Nilmar foi o convidado do Bola da Vez deste sábado. O ex-jogador de Corinthians, Internacional e Santos, que disputou a Copa do Mundo de 2010 com a seleção brasileira repassou a carreira e abriu o jogo: do sofrimento com a depressão a até uma possível volta ao futebol. Para rever o programa, na íntegra, acesse o ESPN App.

O ex-atacante teve a trajetória no futebol interrompida em 2017, quando teve o contrato com o Santos, seu último clube, suspenso para tratar uma depressão. Antes disse, ele havia passado um ano sem atuar, no Al Nasr, dos Emirados Árabes.

"Foi o momento mais difícil que eu vivi. Eu tinha mais um ano de contrato, tive oportunidades de sair e acabei não saindo. Tinha filhos em escolas e tudo mais. E lá no mundo árabe, quem jogou sabe como é. O pessoal acabou me afastando nesse período. Eu fiquei treinando separado. E aquilo abalou o meu psicológico”, recorda (veja no vídeo acima para assistir).

“Eu pensava: ‘sou um jogador que disputou Copa do Mundo’. Eu tinha essa pressão internamente. E quando eu cheguei no Santos, eu não tive tempo de tomar decisões, tirar um tempo pra mim. Eu fui direto pra lá. Era uma oportunidade de recomeço, mas eu estava há um ano sem jogar. Foi difícil readaptar. Mas comecei a não sentir mais alegria de treinar, não estava com disposição. Fiquei confuso mentalmente.”

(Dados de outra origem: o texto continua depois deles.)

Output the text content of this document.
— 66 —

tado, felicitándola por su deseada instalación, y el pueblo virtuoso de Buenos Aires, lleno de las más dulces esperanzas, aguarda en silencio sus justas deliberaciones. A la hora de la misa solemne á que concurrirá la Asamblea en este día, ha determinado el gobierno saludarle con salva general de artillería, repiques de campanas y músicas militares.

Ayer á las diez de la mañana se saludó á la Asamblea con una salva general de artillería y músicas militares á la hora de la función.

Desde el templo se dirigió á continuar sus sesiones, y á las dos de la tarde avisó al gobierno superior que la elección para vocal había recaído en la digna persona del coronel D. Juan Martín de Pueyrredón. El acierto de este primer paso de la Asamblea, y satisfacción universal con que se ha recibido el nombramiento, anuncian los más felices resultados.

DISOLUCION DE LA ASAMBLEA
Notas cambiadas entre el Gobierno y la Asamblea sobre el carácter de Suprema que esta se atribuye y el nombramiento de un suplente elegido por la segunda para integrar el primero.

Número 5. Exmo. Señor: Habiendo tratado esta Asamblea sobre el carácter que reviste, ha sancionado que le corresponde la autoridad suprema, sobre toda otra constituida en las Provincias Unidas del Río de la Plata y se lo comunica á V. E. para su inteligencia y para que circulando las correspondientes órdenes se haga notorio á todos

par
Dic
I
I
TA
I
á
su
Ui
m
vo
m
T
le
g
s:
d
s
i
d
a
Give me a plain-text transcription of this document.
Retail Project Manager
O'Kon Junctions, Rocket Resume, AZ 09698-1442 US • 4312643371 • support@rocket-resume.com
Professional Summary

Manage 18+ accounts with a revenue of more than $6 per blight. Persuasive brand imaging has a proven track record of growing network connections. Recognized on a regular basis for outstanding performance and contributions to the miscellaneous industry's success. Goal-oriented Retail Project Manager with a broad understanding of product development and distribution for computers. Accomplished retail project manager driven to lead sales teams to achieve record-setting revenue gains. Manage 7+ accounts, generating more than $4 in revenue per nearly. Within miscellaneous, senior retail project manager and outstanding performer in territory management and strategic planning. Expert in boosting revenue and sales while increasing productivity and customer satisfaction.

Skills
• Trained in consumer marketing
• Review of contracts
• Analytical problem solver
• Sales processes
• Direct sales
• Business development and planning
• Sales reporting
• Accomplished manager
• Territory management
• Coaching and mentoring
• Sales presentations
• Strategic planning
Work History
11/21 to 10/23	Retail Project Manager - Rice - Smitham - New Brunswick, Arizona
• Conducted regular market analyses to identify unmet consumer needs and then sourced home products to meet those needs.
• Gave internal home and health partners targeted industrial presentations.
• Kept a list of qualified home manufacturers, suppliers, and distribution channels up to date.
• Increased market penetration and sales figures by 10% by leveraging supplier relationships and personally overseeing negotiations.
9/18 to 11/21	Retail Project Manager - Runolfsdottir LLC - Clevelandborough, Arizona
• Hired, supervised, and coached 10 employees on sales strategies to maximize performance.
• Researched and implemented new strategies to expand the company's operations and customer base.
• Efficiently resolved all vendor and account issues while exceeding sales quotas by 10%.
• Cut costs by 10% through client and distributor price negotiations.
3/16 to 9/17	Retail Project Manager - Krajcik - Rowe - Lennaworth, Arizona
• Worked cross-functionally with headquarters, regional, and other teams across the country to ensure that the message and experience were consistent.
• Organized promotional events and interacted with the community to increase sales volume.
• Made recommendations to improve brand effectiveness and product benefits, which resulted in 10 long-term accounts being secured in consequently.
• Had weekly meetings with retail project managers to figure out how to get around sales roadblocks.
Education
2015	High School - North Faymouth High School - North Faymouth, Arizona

Mais de três anos depois, Nilmar conta que ainda recebe propostas para voltar a atuar. Apesar de uma “chama” que se acende e a “coceira”, ele afirma que não tem isso nos planos.

"Empresários me ligam pedindo pra voltar. Aí reacende aquela chama lá no fundo. Dá uma coceira, vai dar para sempre. Não tem como. Eu sou realista, foi acontecendo naturalmente, fui ficando cada vez mais distante. Se você fica uma semana sem jogar, já sofre. Imagina eu que estou há três anos. Tem que ter um projeto, uma preparação. E hoje eu não vejo assim."

Outro período marcante da carreira relembrado por Nilmar foi o seu no Corinthians, clube pelo qual foi campeão brasileiro, em 2005, em elenco recheado de estrelas: Carlos Tévez, Roger, Carlos Alberto... Ele não tem dúvidas: o time mais “casca grossa” com que conviveu.

"Foi, de vaidade. Nossa Senhora! Na época, todos vindo da Europa. Eu vindo da França, Carlos Alberto de Portugal. Roger também. O Tévez do Boca. Mas a gente se dava bem. É claro que tinha muita briga interna, era muita vaidade. Era só o Corinthians que tinha jogadores assim, em termos financeiros e reconhecimento também. Era casca grossa, mas o ambiente era gostoso. Eu, particularmente, gostei muito. Foi uma grande experiência."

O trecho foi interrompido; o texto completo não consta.